Luiss, 2022), viviamo in una società ossessionata dalla performance, a costo di diventare altro da ciò che siamo; una società in cui il diverso è accettato se fa sforzi per omologarsi, e qualora non li
faccia, è ritenuto incapace di rappresentarsi nel mondo, diventando al massimo oggetto di atti paternalistici di pietà e carità. Una società che ha dimenticato che ogni persona è diversa dall’altra, perché tante variabili, da quelle biologiche a quelle familiari e ambientali interagiscono, e portano
ad interpretare il mondo e a vivere in esso in un modo personale e unico. La diversità è quindi una condizione che riguarda tutti, perché siamo tutti “unici”. Non esiste solo un modo giusto di essere e comportarsi, quello della fantomatica persona “normale”, che in fondo è un ideale derivato da medie e statistiche. Acanfora fa una revisione del concetto di inclusione, a cui eravamo giunti
superando quello di integrazione. Integrare significa incorporare fisicamente una minoranza
all’interno di un gruppo già esistente, ma non garantire a tutti le stesse opportunità. Con il termine inclusione ci riferiamo invece alla creazione di un ambiente che accolga e valorizzi le differenze fra le persone, promuovendo equità e pari opportunità. Tuttavia, l’inclusione per Acanfora si
caratterizza come un processo unidirezionale, una “concessione” della società “normale” ad una minoranza. Acanfora propone una revisione del concetto di inclusione, a favore di un processo di maggiore reciprocità, quello della “convivenza delle differenze”, che parte dal mutuo rispetto e si sviluppa attraverso la comprensione delle caratteristiche altrui. È un processo che richiede la cooperazione e la disponibilità ad andare di pari passo, sostenendosi reciprocamente.
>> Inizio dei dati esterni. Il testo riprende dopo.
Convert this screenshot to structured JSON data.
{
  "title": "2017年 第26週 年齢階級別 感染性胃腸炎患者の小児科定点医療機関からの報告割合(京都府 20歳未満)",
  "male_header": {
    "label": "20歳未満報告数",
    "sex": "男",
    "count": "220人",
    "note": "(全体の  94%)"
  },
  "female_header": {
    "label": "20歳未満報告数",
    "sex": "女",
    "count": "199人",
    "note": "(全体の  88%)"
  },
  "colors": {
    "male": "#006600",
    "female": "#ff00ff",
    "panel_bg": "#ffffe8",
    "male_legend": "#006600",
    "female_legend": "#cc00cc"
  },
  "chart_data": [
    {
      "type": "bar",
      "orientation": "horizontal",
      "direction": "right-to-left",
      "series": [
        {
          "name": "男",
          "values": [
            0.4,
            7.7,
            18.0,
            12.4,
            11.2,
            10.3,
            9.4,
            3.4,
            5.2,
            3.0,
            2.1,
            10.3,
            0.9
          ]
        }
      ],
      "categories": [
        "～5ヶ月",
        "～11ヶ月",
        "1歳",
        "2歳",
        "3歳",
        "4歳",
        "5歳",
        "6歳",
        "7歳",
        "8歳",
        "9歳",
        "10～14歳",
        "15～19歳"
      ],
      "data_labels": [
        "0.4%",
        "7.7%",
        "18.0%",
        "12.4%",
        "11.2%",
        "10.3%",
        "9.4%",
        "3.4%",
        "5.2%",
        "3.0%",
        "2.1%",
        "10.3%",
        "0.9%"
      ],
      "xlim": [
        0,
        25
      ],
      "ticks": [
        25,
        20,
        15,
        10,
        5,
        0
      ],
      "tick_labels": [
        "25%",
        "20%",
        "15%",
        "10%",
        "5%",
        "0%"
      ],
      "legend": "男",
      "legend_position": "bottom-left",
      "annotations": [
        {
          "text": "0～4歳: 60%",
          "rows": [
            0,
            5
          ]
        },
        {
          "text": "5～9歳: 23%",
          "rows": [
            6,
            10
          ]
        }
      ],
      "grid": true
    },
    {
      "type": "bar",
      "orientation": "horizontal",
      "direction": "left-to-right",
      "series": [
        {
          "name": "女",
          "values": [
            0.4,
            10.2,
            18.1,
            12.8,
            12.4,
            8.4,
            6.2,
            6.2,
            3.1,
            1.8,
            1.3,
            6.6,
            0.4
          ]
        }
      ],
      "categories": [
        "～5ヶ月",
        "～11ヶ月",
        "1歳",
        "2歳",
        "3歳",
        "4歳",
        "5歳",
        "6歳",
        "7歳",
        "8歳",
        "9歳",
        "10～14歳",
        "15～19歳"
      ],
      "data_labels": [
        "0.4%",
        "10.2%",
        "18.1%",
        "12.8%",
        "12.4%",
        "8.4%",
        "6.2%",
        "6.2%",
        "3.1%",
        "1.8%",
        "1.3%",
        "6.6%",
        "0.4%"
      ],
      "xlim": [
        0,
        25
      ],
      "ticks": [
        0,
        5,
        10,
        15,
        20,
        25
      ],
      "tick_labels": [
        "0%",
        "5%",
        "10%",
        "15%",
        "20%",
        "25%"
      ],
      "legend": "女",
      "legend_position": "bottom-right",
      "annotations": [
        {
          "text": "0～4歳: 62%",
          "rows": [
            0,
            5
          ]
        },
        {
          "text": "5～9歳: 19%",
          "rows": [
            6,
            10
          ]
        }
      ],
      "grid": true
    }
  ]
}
Questo non vuol dire negare le difficoltà, che ci sono e per le quali sono necessari dei supporti, ma piuttosto valorizzare le caratteristiche di ognuno e ciò che ci accomuna, senza concentrarci esclusivamente
sui deficit e su ciò che manca. Non solo limiti, ma possibilità.
Può apparire un concetto utopistico, dal momento che siamo immersi nella società del rendimento e del profitto, una società delle disuguaglianze, con tante criticità, ma è sicuramente un percorso che può produrre un maggiore benessere per tutti, perché anche chi viene definito “neurotipico” incontra tante difficoltà ad aderire agli standard che ci vengono posti davanti (per es., a scuola o in un’azienda).
È un percorso per rimettere la persona, anzi, ogni persona al centro.
La metafora dell’orchestra che ci offre Acanfora ci aiuta a comprendere questo concetto: in
un’orchestra, nessuno strumento vale più dell’altro. Anche se i violini sono in maggioranza nessuno si sognerebbe di emarginare il flauto, o di pensare che il violoncello è un violino mancato.
Esserci gli uni per gli altri.
Riconosciamo certo che tanti passi avanti sono stati fatti da quando abbiamo cominciato a pensare in termini di inclusione, ma ora è il momento di spingerci oltre, di cominciare a pensare in
termini di convivenza di tutte le differenze. Siamo chiamati, ognuno nel nostro piccolo, a fare la nostra parte.